A 3D co-culture assay to study the interaction of cancer-associated fibroblasts and immune cells in tumor microenvironment

Abstract

Cancer-associated fibroblasts (CAFs) are the most prominent stromal cells of the tumor microenvironment, and their abundance has been linked to poor prognosis in several cancer types. CAFs play multiple roles in tumor progression, including the modulation of anti-tumor immune responses, which makes them a crucial cell type to consider when developing novel immunotherapies. The crosstalk mechanisms between tumor cells, CAFs, and T cells remain poorly elucidated, and the characterization of these interactions requires the incorporation of novel tools into preclinical research. The aim of this thesis project was to develop, optimize and validate a 3D co-culture model tailored for studying the immune cell – CAF crosstalk occurring in tumor microenvironment. In this thesis project, two distinct protocols for 3D spheroid generation were compared and optimized for MRC-5 fibroblasts co-cultured with OV-90 or A375 tumor cells and activated primary T cells. The pellet culture method for single spheroid generation was found to be the most feasible co-culture method and was validated with immunomodulatory treatments (a DGK inhibitor, dasatinib and a PD-1 blocking antibody). Treatment with the DGK inhibitor resulted, as expected, in strong dose-dependent enhancement of T cell function shown by increased IFN-γ production and upregulation of T cell activation markers in these co-cultures. In contrast, an immunosuppressive compound dasatinib caused a reduction in T cell IFN-γ release accompanied by downregulation of activation markers. There was no significant response to PD-1 blockade in the 3D co-cultures.
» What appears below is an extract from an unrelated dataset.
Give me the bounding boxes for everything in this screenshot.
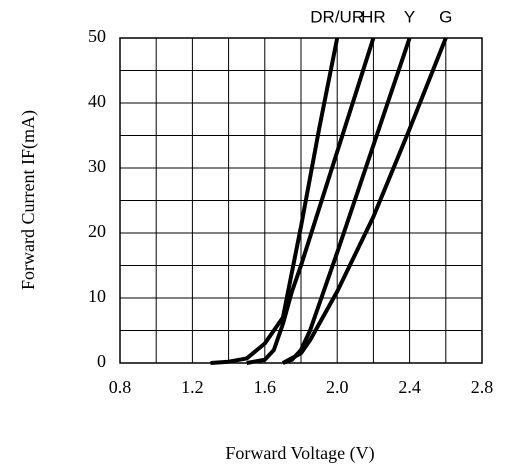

Unexpectedly, MRC-5 cell line appeared to be immune-promoting when co-cultured with OV-90 tumor cells, which was not observed in co-cultures with A375 cell line. The 3D co-culture model developed in this thesis project will allow further studies of the complex immunomodulatory crosstalk of the tumor microenvironment, and could potentially aid in the discovery of novel immuno-oncology targets in the future. The findings suggest that MRC-5 fibroblasts may exhibit a dual immunomodulatory role influenced by their interactions with different tumor cell lines. Additional studies are needed to elucidate the interaction mechanisms occurring in the 3D co-culture.